I never noticed a sound in my childhood room in Philadelphia,
not the horn-blaring, teenage screaming, razzle-dazzle nighttime streets of Philadelphia.
I slept deeply in my fourth-floor apartment, at the rim of the Locust Street canyon in my city,
cocooned in the swell of motion, swarm of humanity, mellifluous cacophony of Philadelphia.
My grandfather taught me gingkoes and sycamores by bark and by leaf, his witty
sayings seeding the soil of the square, sprouting my love of the natural world and Philadelphia.
The riverbank was a land of cobblestone and brick, jagged sidewalks, broken curbs—a pity
for the old forest woods, marsh, and wide sky the settlers slashed for Philadelphia.
Pig pens, brickyards, a film of glass and lead turned the country towne gritty.

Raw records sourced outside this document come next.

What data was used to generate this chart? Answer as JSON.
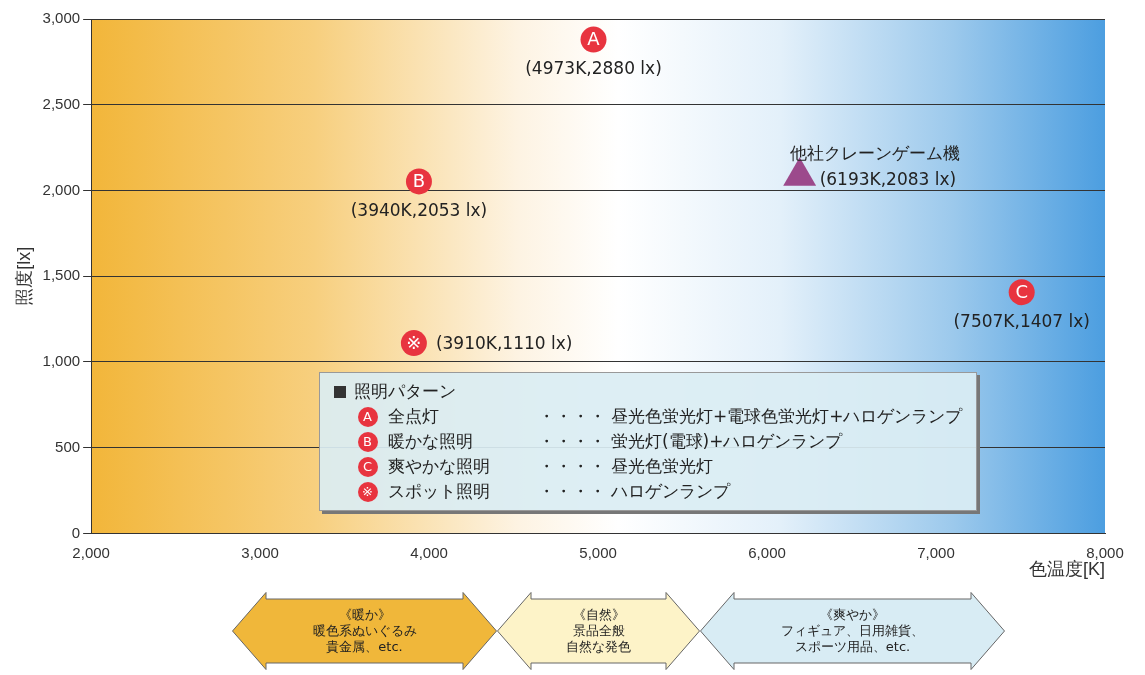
{
  "chart_data": {
    "type": "scatter",
    "xlabel": "色温度[K]",
    "ylabel": "照度[lx]",
    "legend_title": "照明パターン",
    "legend": "bottom",
    "grid": "y",
    "xlim": [
      2000,
      8000
    ],
    "ylim": [
      0,
      3000
    ],
    "xticks": [
      {
        "value": 2000,
        "label": "2,000"
      },
      {
        "value": 3000,
        "label": "3,000"
      },
      {
        "value": 4000,
        "label": "4,000"
      },
      {
        "value": 5000,
        "label": "5,000"
      },
      {
        "value": 6000,
        "label": "6,000"
      },
      {
        "value": 7000,
        "label": "7,000"
      },
      {
        "value": 8000,
        "label": "8,000"
      }
    ],
    "yticks": [
      0,
      500,
      {
        "value": 1000,
        "label": "1,000"
      },
      {
        "value": 1500,
        "label": "1,500"
      },
      {
        "value": 2000,
        "label": "2,000"
      },
      {
        "value": 2500,
        "label": "2,500"
      },
      {
        "value": 3000,
        "label": "3,000"
      }
    ],
    "series": [
      {
        "name": "全点灯",
        "color": "#e8343f",
        "marker": "circle",
        "x": [
          4973
        ],
        "values": [
          2880
        ],
        "value_labels": [
          "(4973K,2880 lx)"
        ]
      },
      {
        "name": "暖かな照明",
        "color": "#e8343f",
        "marker": "circle",
        "x": [
          3940
        ],
        "values": [
          2053
        ],
        "value_labels": [
          "(3940K,2053 lx)"
        ]
      },
      {
        "name": "爽やかな照明",
        "color": "#e8343f",
        "marker": "circle",
        "x": [
          7507
        ],
        "values": [
          1407
        ],
        "value_labels": [
          "(7507K,1407 lx)"
        ]
      },
      {
        "name": "スポット照明",
        "color": "#e8343f",
        "marker": "circle",
        "x": [
          3910
        ],
        "values": [
          1110
        ],
        "value_labels": [
          "(3910K,1110 lx)"
        ]
      },
      {
        "name": "他社クレーンゲーム機",
        "color": "#9c4a8c",
        "marker": "triangle",
        "x": [
          6193
        ],
        "values": [
          2083
        ],
        "value_labels": [
          "(6193K,2083 lx)"
        ]
      }
    ],
    "annotations": [
      {
        "text": "A",
        "x": 4973,
        "y": 2880
      },
      {
        "text": "B",
        "x": 3940,
        "y": 2053
      },
      {
        "text": "C",
        "x": 7507,
        "y": 1407
      },
      {
        "text": "※",
        "x": 3910,
        "y": 1110
      },
      "・・・・ 昼光色蛍光灯+電球色蛍光灯+ハロゲンランプ",
      "・・・・ 蛍光灯(電球)+ハロゲンランプ",
      "・・・・ 昼光色蛍光灯",
      "・・・・ ハロゲンランプ",
      "《暖か》",
      "暖色系ぬいぐるみ",
      "貴金属、etc.",
      "《自然》",
      "景品全般",
      "自然な発色",
      "《爽やか》",
      "フィギュア、日用雑貨、",
      "スポーツ用品、etc."
    ]
  }
}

I remember finger falls on black windowsills, refinery dust between my toes in Philadelphia.
I grew up on a substrate of steel and stone, not sunsets and mountain ranges, an unwitting
sheltered place, the 2-mile radius of my life. I didn’t know what I was missing in Philadelphia.
I ask my mother (who lives alone and doesn’t drive) if she feels cooped up in the small city.
She says, “There is no place I want to live that’s better than my neighbourhood in Philadelphia.”
My parents named me Susan, the dog’s name was Love. Like an eagle, I imprinted on the city.
But then I flew, birthed into the clear morning of the world by my first love, Philadelphia.
Note
This poem first appeared, in a slightly different form, in Beltway Poetry Quarterly, Winter 2023.